Mantis remarked, in discussion of fantasy v. SF:

> "Magical," yes, but most specifically it is "alchemical."
>
> If you pick up a modern book on alchemy, chances are it will have some of
> those great old woodcuts regarding the stages of The Great Work: which is
> "turning lead into gold" for the laity.  Red Lion, Green Dragon, Black
> Raven, Virgin Milk--all sorts of wild stuff.  Anyway, in the midst of all
> this Chemical Wedding, there appears a potent symbol: a two-headed being,
> usually a big muscular creature with a king's head and a queen's head
(both
> crowned, iirc).  Mind you, this is an =allegorical= representation of some
> funky chemical process --it isn't meant to be some sort of Frankenstein's
> monster that literally appears.
>
> But this double-header is =not= the end-product: it is not the
> philosopher's stone.  It is only a stage along the way.  So, true to form,
> it must be "killed" so that the next mode can emerge--this woodcut shows
> the critter being put to bed in a tomb.
>
> THUS, in addition to the Satan's Temptation of Christ elements in the
> scenes with Typhon and Severian, I have reason to believe that there is an
> even stronger thread of alchemical thought and tradition represented: one
> that links up with other keystones of the text to form an adamantine
chain.
>
> I strongly suspect that Damien Broderick knows exactly what I'm talking
> about. (I also know that alga is rolling her eyes at all this!)
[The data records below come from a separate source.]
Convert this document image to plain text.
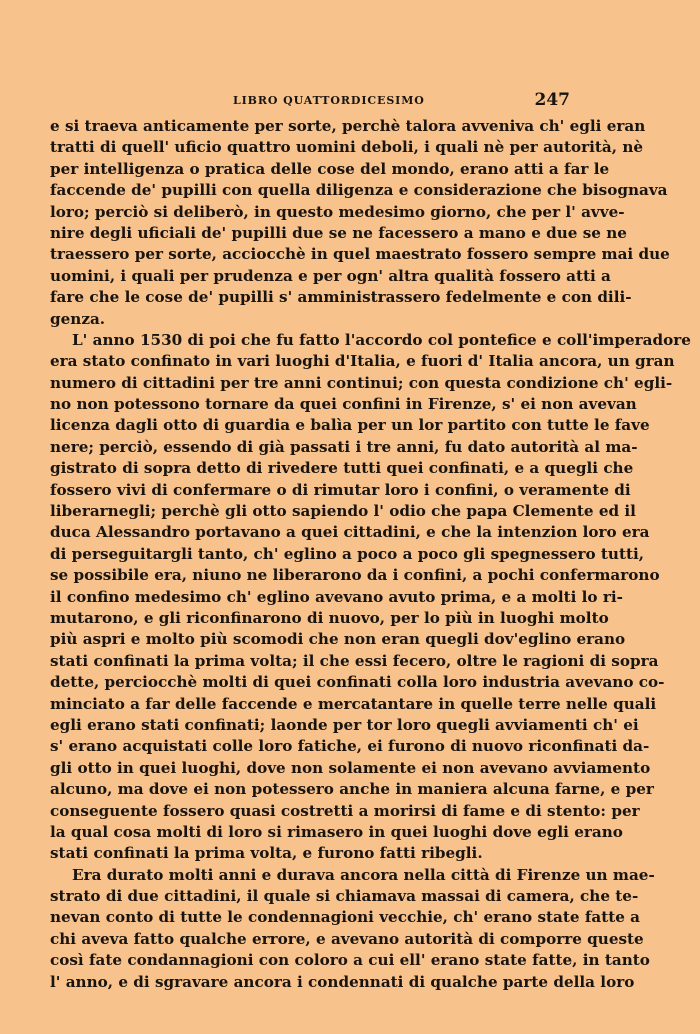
LIBRO QUATTORDICESIMO	247
e si traeva anticamente per sorte, perchè talora avveniva ch' egli eran
tratti di quell' uficio quattro uomini deboli, i quali nè per autorità, nè
per intelligenza o pratica delle cose del mondo, erano atti a far le
faccende de' pupilli con quella diligenza e considerazione che bisognava
loro; perciò si deliberò, in questo medesimo giorno, che per l' avve-
nire degli uficiali de' pupilli due se ne facessero a mano e due se ne
traessero per sorte, acciocchè in quel maestrato fossero sempre mai due
uomini, i quali per prudenza e per ogn' altra qualità fossero atti a
fare che le cose de' pupilli s' amministrassero fedelmente e con dili-
genza.
L' anno 1530 di poi che fu fatto l'accordo col pontefice e coll'imperadore
era stato confinato in vari luoghi d'Italia, e fuori d' Italia ancora, un gran
numero di cittadini per tre anni continui; con questa condizione ch' egli-
no non potessono tornare da quei confini in Firenze, s' ei non avevan
licenza dagli otto di guardia e balìa per un lor partito con tutte le fave
nere; perciò, essendo di già passati i tre anni, fu dato autorità al ma-
gistrato di sopra detto di rivedere tutti quei confinati, e a quegli che
fossero vivi di confermare o di rimutar loro i confini, o veramente di
liberarnegli; perchè gli otto sapiendo l' odio che papa Clemente ed il
duca Alessandro portavano a quei cittadini, e che la intenzion loro era
di perseguitargli tanto, ch' eglino a poco a poco gli spegnessero tutti,
se possibile era, niuno ne liberarono da i confini, a pochi confermarono
il confino medesimo ch' eglino avevano avuto prima, e a molti lo ri-
mutarono, e gli riconfinarono di nuovo, per lo più in luoghi molto
più aspri e molto più scomodi che non eran quegli dov'eglino erano
stati confinati la prima volta; il che essi fecero, oltre le ragioni di sopra
dette, perciocchè molti di quei confinati colla loro industria avevano co-
minciato a far delle faccende e mercatantare in quelle terre nelle quali
egli erano stati confinati; laonde per tor loro quegli avviamenti ch' ei
s' erano acquistati colle loro fatiche, ei furono di nuovo riconfinati da-
gli otto in quei luoghi, dove non solamente ei non avevano avviamento
alcuno, ma dove ei non potessero anche in maniera alcuna farne, e per
conseguente fossero quasi costretti a morirsi di fame e di stento: per
la qual cosa molti di loro si rimasero in quei luoghi dove egli erano
stati confinati la prima volta, e furono fatti ribegli.
Era durato molti anni e durava ancora nella città di Firenze un mae-
strato di due cittadini, il quale si chiamava massai di camera, che te-
nevan conto di tutte le condennagioni vecchie, ch' erano state fatte a
chi aveva fatto qualche errore, e avevano autorità di comporre queste
così fate condannagioni con coloro a cui ell' erano state fatte, in tanto
l' anno, e di sgravare ancora i condennati di qualche parte della loro
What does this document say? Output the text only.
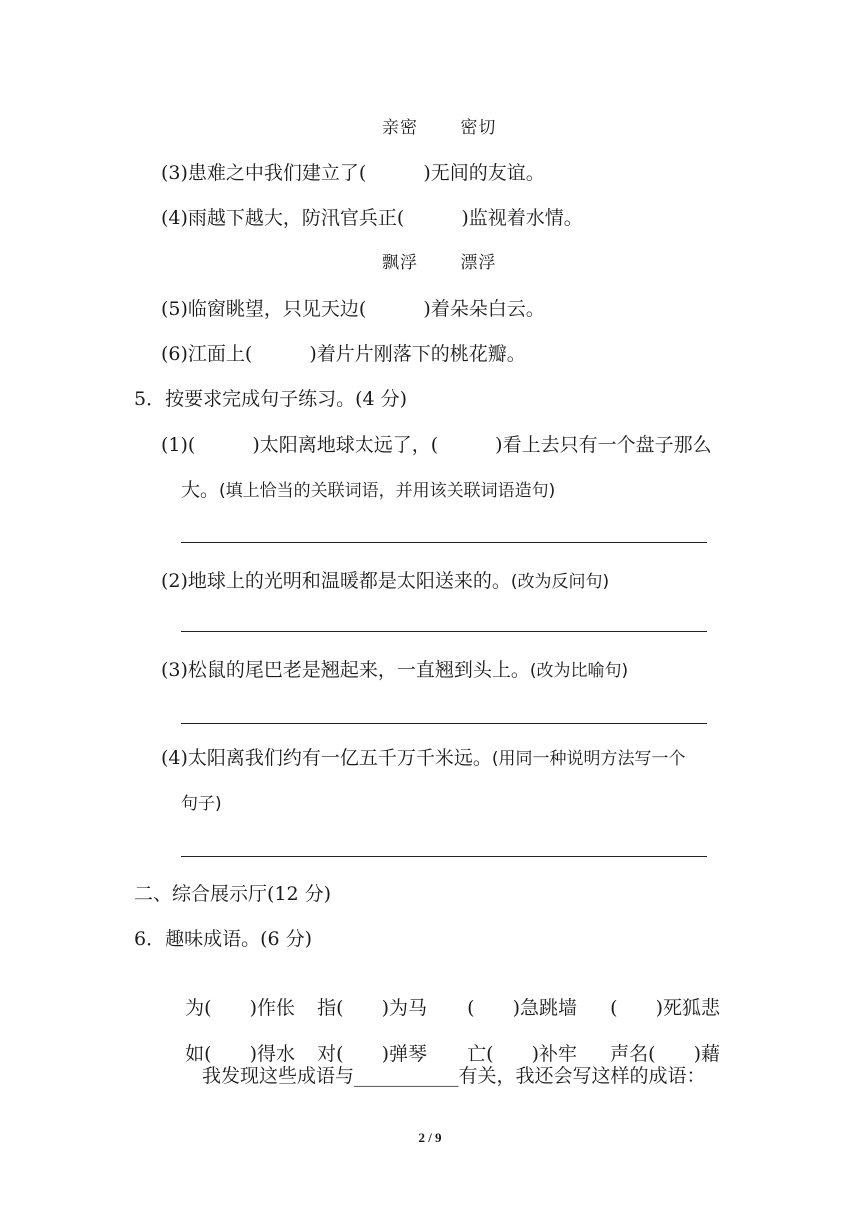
亲密　　 密切
(3)患难之中我们建立了(　　　)无间的友谊。
(4)雨越下越大，防汛官兵正(　　　)监视着水情。
飘浮　　 漂浮
(5)临窗眺望，只见天边(　　　)着朵朵白云。
(6)江面上(　　　)着片片刚落下的桃花瓣。
5．按要求完成句子练习。(4 分)
(1)(　　　)太阳离地球太远了，(　　　)看上去只有一个盘子那么
大。(填上恰当的关联词语，并用该关联词语造句)
(2)地球上的光明和温暖都是太阳送来的。(改为反问句)
(3)松鼠的尾巴老是翘起来，一直翘到头上。(改为比喻句)
(4)太阳离我们约有一亿五千万千米远。(用同一种说明方法写一个
句子)
二、综合展示厅(12 分)
6．趣味成语。(6 分)

为(　　)作伥 指(　　)为马 (　　)急跳墙 (　　)死狐悲

如(　　)得水 对(　　)弹琴 亡(　　)补牢 声名(　　)藉

我发现这些成语与___________有关，我还会写这样的成语：
2 / 9
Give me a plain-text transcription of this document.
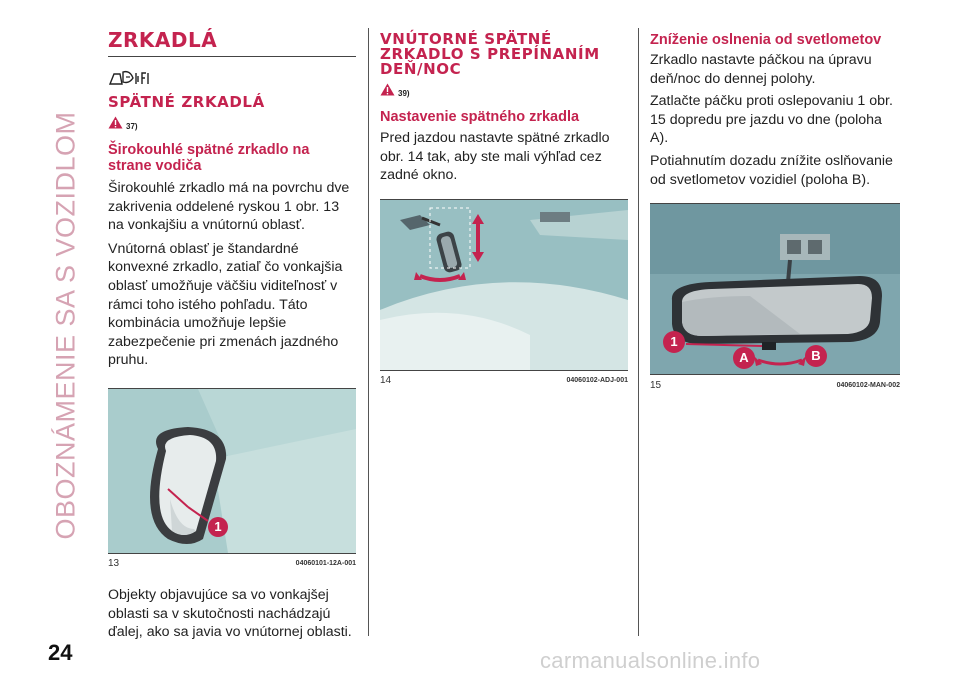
OBOZNÁMENIE SA S VOZIDLOM
ZRKADLÁ
SPÄTNÉ ZRKADLÁ
37)
Širokouhlé spätné zrkadlo na strane vodiča

Širokouhlé zrkadlo má na povrchu dve zakrivenia oddelené ryskou 1 obr. 13 na vonkajšiu a vnútornú oblasť.

Vnútorná oblasť je štandardné konvexné zrkadlo, zatiaľ čo vonkajšia oblasť umožňuje väčšiu viditeľnosť v rámci toho istého pohľadu. Táto kombinácia umožňuje lepšie zabezpečenie pri zmenách jazdného pruhu.

1
13	04060101-12A-001

Objekty objavujúce sa vo vonkajšej oblasti sa v skutočnosti nachádzajú ďalej, ako sa javia vo vnútornej oblasti.

VNÚTORNÉ SPÄTNÉ ZRKADLO S PREPÍNANÍM DEŇ/NOC
39)
Nastavenie spätného zrkadla

Pred jazdou nastavte spätné zrkadlo obr. 14 tak, aby ste mali výhľad cez zadné okno.

14	04060102-ADJ-001
Zníženie oslnenia od svetlometov

Zrkadlo nastavte páčkou na úpravu deň/noc do dennej polohy.

Zatlačte páčku proti oslepovaniu 1 obr. 15 dopredu pre jazdu vo dne (poloha A).

Potiahnutím dozadu znížite oslňovanie od svetlometov vozidiel (poloha B).

1
A	B
15	04060102-MAN-002
24	carmanualsonline.info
Well, no. Actually I agree---how not. The Gothic elements refer directly
back to alchemy, most specifically in Baldanders's castle by the lake with
his "experiments" aided by "elementals" from the air and his great
familiar/catamite/clone (and the whole parody, almost Pythoneque, in which
Baldanders is both Frankenstein and creature, with Dr. Talos as a "beard").
Also much later when we find the homunculus/mandragora at the Citadel. But,
as I have said before, these are almost certainly filtered from the direct
Gothic tradition (mostly English) by Wolfe's reading of Goethe's Faust, Part
II (the one people don't read so much), which is a weirdly hallucinogenic
"take" on the Gothic/alchemical novel with its castles and laboratories and
"philosopher's stones" and transmutations.

Typhon too appears in this general air of the Gothic.

And mantis, I don't roll my eyes at your allusions, they start to roll when
you seize them (the allusions, not the eyes) with your mandibles and
brutally worry them into virtuality.